"Had I not better give them an object lesson?" Hubert suggested instead.
"There is one thing you cannot do," Mr. Gray said with a sly triumph. Hubert looked at him inquiringly. "You cannot give away your mother's legacy. The terms of the will provide for that. The property cannot be alienated."
Hubert looked at his father blankly for a moment. The fact stated he had quite forgotten.
"You are right," he exclaimed. Then his brow cleared of its blank surprise and he laughed. "That settles it about the rest," he said. "The income from that property will amply support me and any poor interests a humble missionary may have."
"Just so," said his father. "Or it might maintain a poor fool who had missed his calling and was sent home."
Hubert laughed again. "Quite so," he assented.
And so the clouds broke away from over the house of Gray. A restored mutual understanding gave relief amounting to joy even in the face of coming separation.
Hubert's enterprise, like a great ship, could not be launched hastily. Months of preparation passed in which the business matter was finally settled and other affairs adjusted. It was finally concluded that the entire business of Robert Gray & Son should be sold, as the senior partner did not wish to carry it on without his son.
"It is not a question of the poor-house if you do give it up now, father," Hubert said to him, and he assented.

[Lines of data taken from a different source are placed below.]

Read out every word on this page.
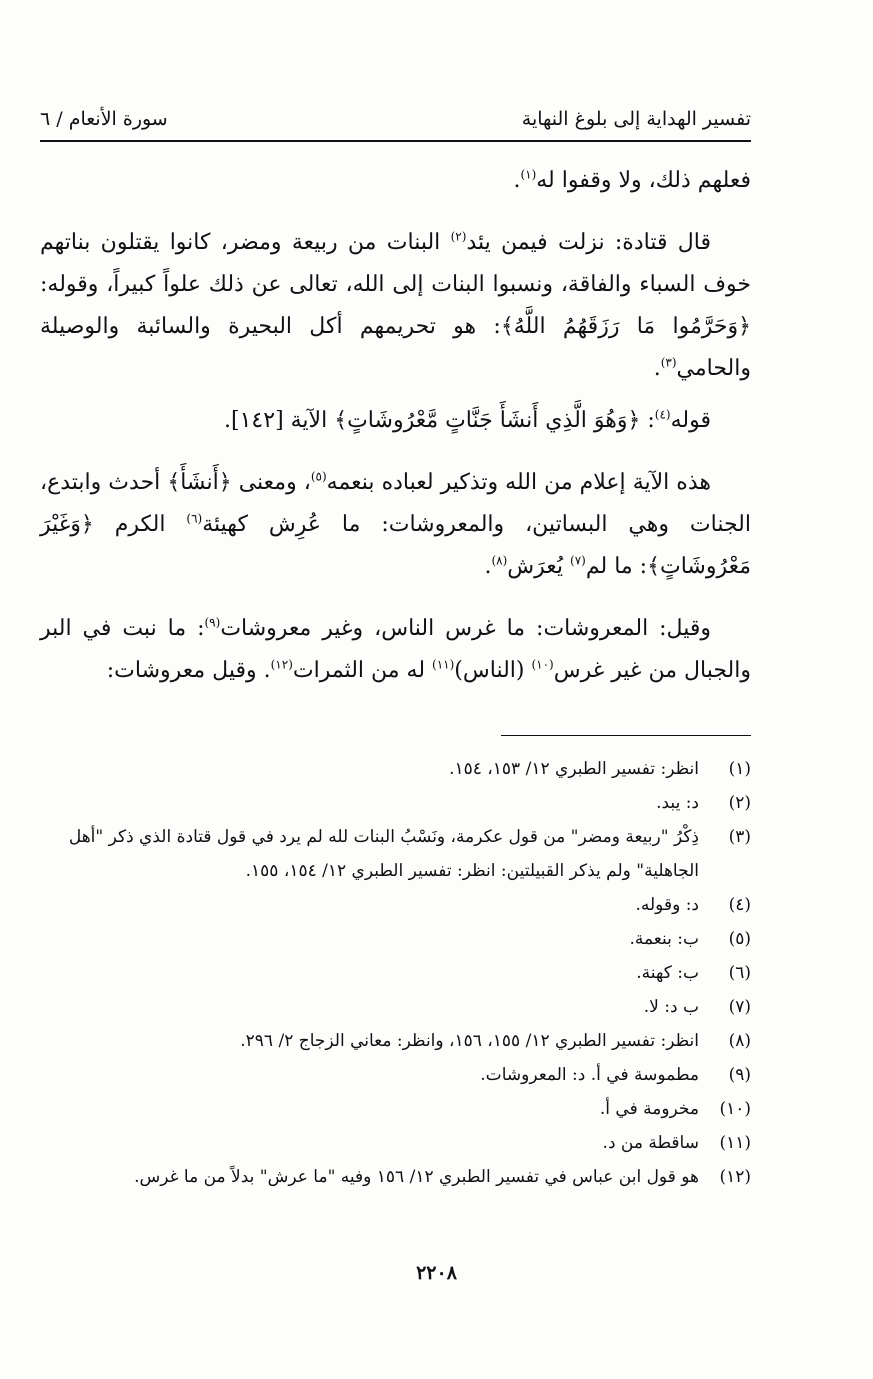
تفسير الهداية إلى بلوغ النهاية
سورة الأنعام / ٦

فعلهم ذلك، ولا وقفوا له$^{(١)}$.

قال قتادة: نزلت فيمن يئد$^{(٢)}$ البنات من ربيعة ومضر، كانوا يقتلون بناتهم خوف السباء والفاقة، ونسبوا البنات إلى الله، تعالى عن ذلك علواً كبيراً، وقوله: ﴿وَحَرَّمُوا مَا رَزَقَهُمُ اللَّهُ﴾: هو تحريمهم أكل البحيرة والسائبة والوصيلة والحامي$^{(٣)}$.

قوله$^{(٤)}$: ﴿وَهُوَ الَّذِي أَنشَأَ جَنَّاتٍ مَّعْرُوشَاتٍ﴾ الآية [١٤٢].

هذه الآية إعلام من الله وتذكير لعباده بنعمه$^{(٥)}$، ومعنى ﴿أَنشَأَ﴾ أحدث وابتدع، الجنات وهي البساتين، والمعروشات: ما عُرِش كهيئة$^{(٦)}$ الكرم ﴿وَغَيْرَ مَعْرُوشَاتٍ﴾: ما لم$^{(٧)}$ يُعرَش$^{(٨)}$.

وقيل: المعروشات: ما غرس الناس، وغير معروشات$^{(٩)}$: ما نبت في البر والجبال من غير غرس$^{(١٠)}$ (الناس)$^{(١١)}$ له من الثمرات$^{(١٢)}$. وقيل معروشات:

(١)
انظر: تفسير الطبري ١٢/ ١٥٣، ١٥٤.
(٢)
د: يبد.
(٣)
ذِكْرُ "ربيعة ومضر" من قول عكرمة، ونَسْبُ البنات لله لم يرد في قول قتادة الذي ذكر "أهل الجاهلية" ولم يذكر القبيلتين: انظر: تفسير الطبري ١٢/ ١٥٤، ١٥٥.
(٤)
د: وقوله.
(٥)
ب: بنعمة.
(٦)
ب: كهنة.
(٧)
ب د: لا.
(٨)
انظر: تفسير الطبري ١٢/ ١٥٥، ١٥٦، وانظر: معاني الزجاج ٢/ ٢٩٦.
(٩)
مطموسة في أ. د: المعروشات.
(١٠)
مخرومة في أ.
(١١)
ساقطة من د.
(١٢)
هو قول ابن عباس في تفسير الطبري ١٢/ ١٥٦ وفيه "ما عرش" بدلاً من ما غرس.
٢٢٠٨
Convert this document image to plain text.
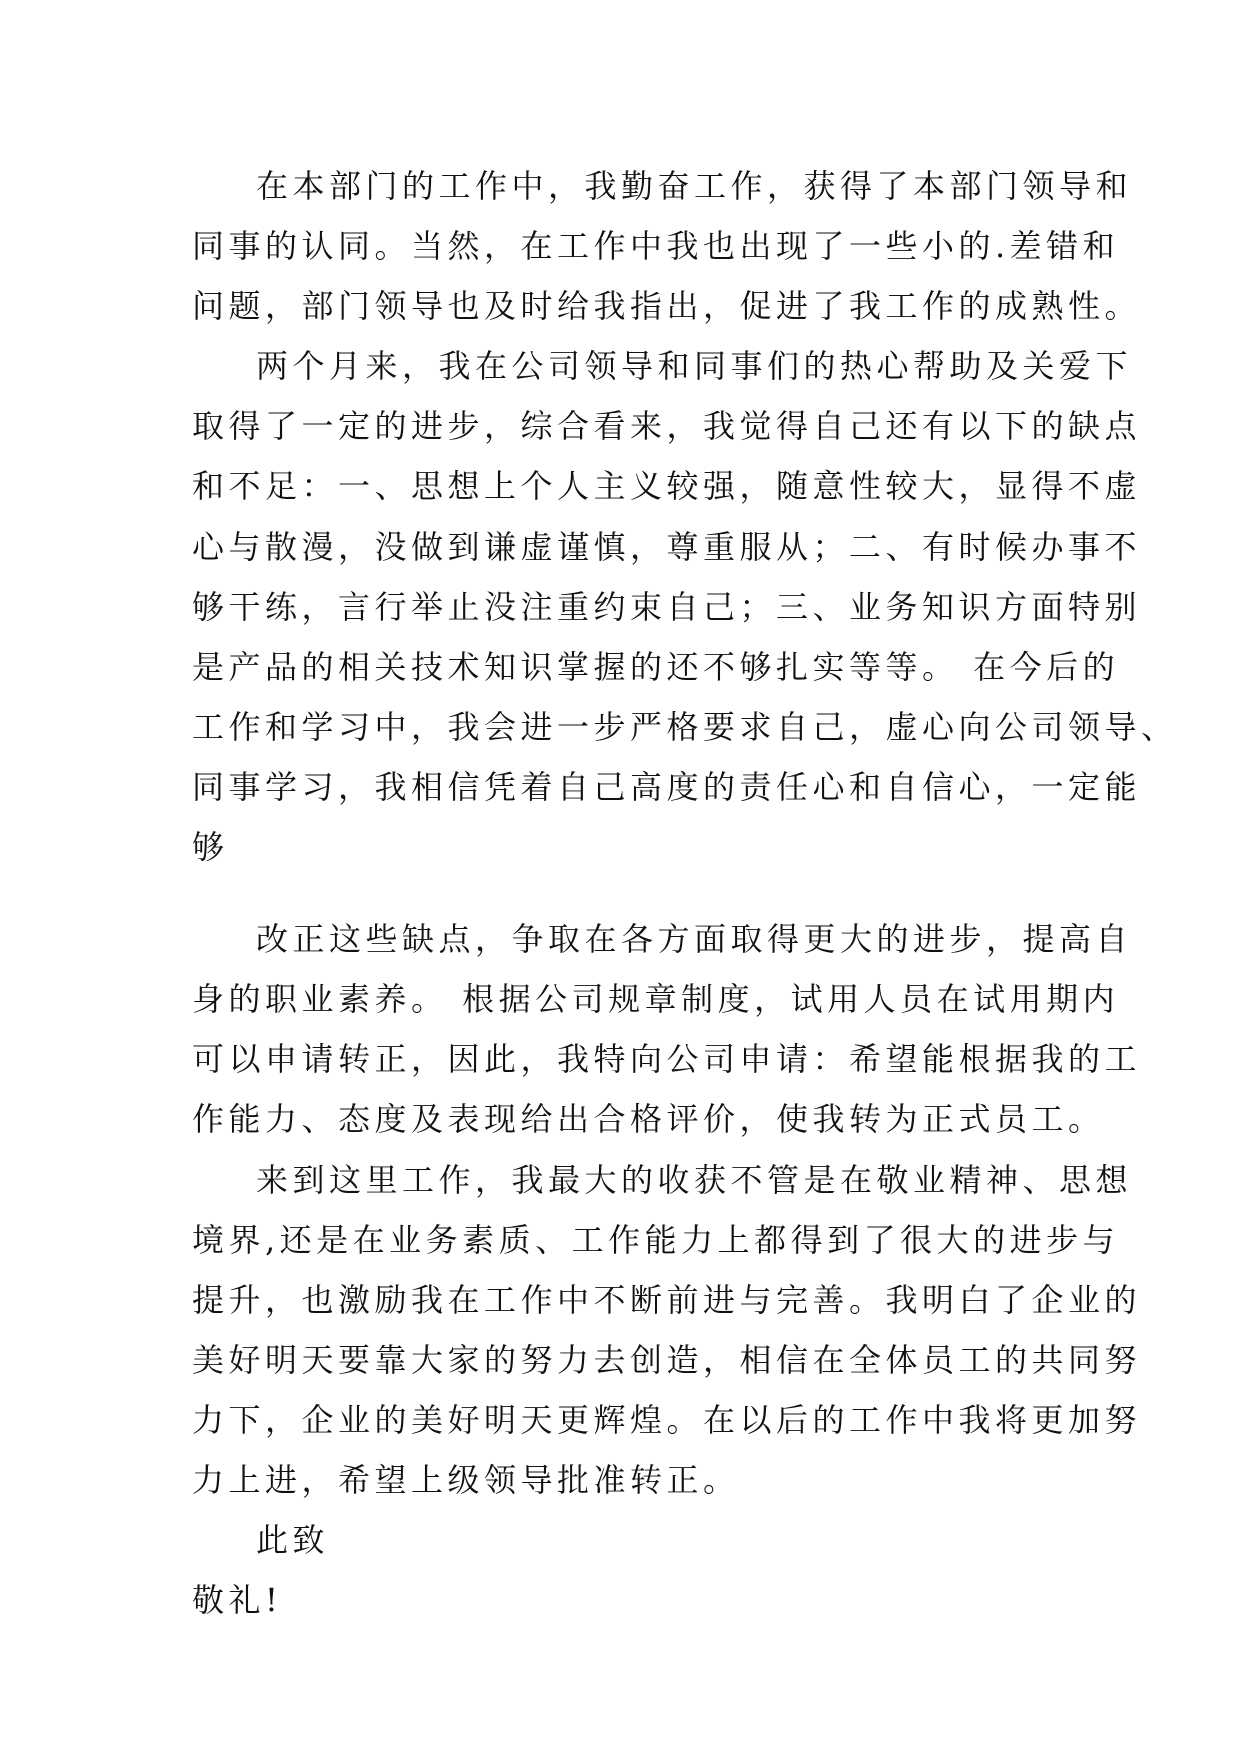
在本部门的工作中，我勤奋工作，获得了本部门领导和
同事的认同。当然，在工作中我也出现了一些小的.差错和
问题，部门领导也及时给我指出，促进了我工作的成熟性。
两个月来，我在公司领导和同事们的热心帮助及关爱下
取得了一定的进步，综合看来，我觉得自己还有以下的缺点
和不足：一、思想上个人主义较强，随意性较大，显得不虚
心与散漫，没做到谦虚谨慎，尊重服从；二、有时候办事不
够干练，言行举止没注重约束自己；三、业务知识方面特别
是产品的相关技术知识掌握的还不够扎实等等。 在今后的
工作和学习中，我会进一步严格要求自己，虚心向公司领导、
同事学习，我相信凭着自己高度的责任心和自信心，一定能
够
改正这些缺点，争取在各方面取得更大的进步，提高自
身的职业素养。 根据公司规章制度，试用人员在试用期内
可以申请转正，因此，我特向公司申请：希望能根据我的工
作能力、态度及表现给出合格评价，使我转为正式员工。
来到这里工作，我最大的收获不管是在敬业精神、思想
境界,还是在业务素质、工作能力上都得到了很大的进步与
提升，也激励我在工作中不断前进与完善。我明白了企业的
美好明天要靠大家的努力去创造，相信在全体员工的共同努
力下，企业的美好明天更辉煌。在以后的工作中我将更加努
力上进，希望上级领导批准转正。
此致
敬礼!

The missionary-to-be found himself called to many places to speak on behalf of the cause, and he did so with great readiness. His intense ardor caused his words to burn their way into many hearts. Again and again his own heart was overwhelmed within him by the greatness of his theme. Cold figures became burning facts as he looked at the wide areas untouched by the Gospel. The slighted wish of his Lord became an anguish in his soul. That men and women should call themselves by His name and still live unto themselves, never grieved by His message undelivered, His errand of love undone, was a shame intolerable. Sometimes when the passion for his Lord's will swept his soul, and he beheld in contrast the idle hands of the church, paralyzed by pleasure or filled with self-interests, in secret he cast himself upon his face and wept as only a strong man, unused to tears, can weep.